Fear, dependence, and irresponsible/self-sabotaging behaviors are encountered more frequently than we prefer. How is it that I am unprepared for the unknown? The question burrows itself deep into our psyche to the point that it becomes apparent that perhaps we did not receive a consummate education from our parents. There is still very much for us to learn. It is also possible that there is even more for us to unlearn. The thought of life obstacles instigating us to change, particularly when accompanying its representative meaning, makes us sad, angry, and resentful. It is possible for us even to feel abandoned as we now realize that we cannot solely rely upon the people who brought us into the world to help in resolving our problems. They perhaps do not have the answers that we seek. Some of the answers provided by them may no longer serve relevancy. The answers appear to exist somewhere within ourselves, and their attainment requires an evolution of the mind.

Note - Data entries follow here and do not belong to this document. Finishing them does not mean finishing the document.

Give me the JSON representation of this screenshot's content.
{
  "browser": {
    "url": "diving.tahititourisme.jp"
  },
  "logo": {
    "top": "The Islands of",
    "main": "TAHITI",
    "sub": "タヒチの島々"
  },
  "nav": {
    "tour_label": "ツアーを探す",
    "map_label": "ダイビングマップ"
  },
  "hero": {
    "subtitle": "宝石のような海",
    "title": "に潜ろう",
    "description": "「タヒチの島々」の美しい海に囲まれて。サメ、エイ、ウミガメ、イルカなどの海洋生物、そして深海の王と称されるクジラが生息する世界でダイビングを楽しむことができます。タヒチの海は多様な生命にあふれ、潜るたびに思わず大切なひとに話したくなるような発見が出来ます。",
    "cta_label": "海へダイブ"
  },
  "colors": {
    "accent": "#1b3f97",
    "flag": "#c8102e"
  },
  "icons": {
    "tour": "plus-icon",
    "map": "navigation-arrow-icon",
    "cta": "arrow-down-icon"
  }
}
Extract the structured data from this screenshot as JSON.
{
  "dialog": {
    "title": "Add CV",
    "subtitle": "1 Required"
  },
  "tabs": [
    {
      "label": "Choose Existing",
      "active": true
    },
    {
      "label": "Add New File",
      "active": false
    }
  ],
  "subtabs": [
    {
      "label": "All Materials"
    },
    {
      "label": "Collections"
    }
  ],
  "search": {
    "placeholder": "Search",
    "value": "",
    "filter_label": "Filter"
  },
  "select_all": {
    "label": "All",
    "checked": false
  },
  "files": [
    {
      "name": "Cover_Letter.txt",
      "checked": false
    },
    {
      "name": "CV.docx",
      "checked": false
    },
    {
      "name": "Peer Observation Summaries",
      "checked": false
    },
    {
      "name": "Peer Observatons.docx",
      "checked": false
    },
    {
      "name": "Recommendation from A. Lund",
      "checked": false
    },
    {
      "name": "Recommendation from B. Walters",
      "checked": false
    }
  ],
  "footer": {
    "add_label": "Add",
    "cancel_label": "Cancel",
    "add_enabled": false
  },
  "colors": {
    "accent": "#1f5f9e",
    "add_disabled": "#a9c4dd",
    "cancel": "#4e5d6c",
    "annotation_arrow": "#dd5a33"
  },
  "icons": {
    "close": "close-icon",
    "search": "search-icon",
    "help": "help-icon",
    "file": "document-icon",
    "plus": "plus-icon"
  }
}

Unlearning and relearning (the same trait; or skill, perhaps in a different manner or context) contributes significantly to our character and individualism; however, it can be an incredibly challenging undertaking. There is difficulty and pain associated with delving into our memories to uncover and understand what we internalized as children, but it is the ultimate transformative tool that allows us to move forward in our development. Forgiveness and compassion for those who raised us make the process staggeringly easier as we realize that the glory of our journey is not only in what has been paved for us but also in what we pave for ourselves. Our ability to author our experience. This notion of creation and reinvention which presents itself as an opportunity as opposed to a hindrance. Ultimately the tether, that is, the bond of parent and child, becomes respected, perhaps cherished, as the child becomes an adult who is capable of mastering the unknown and increases their gratitude towards the circumstance of experience. A gained ability that has only become possible due to the past that has occurred and the ongoing cultivation of identity. We can rely less on being our parent’s child by becoming a parent to our inner child.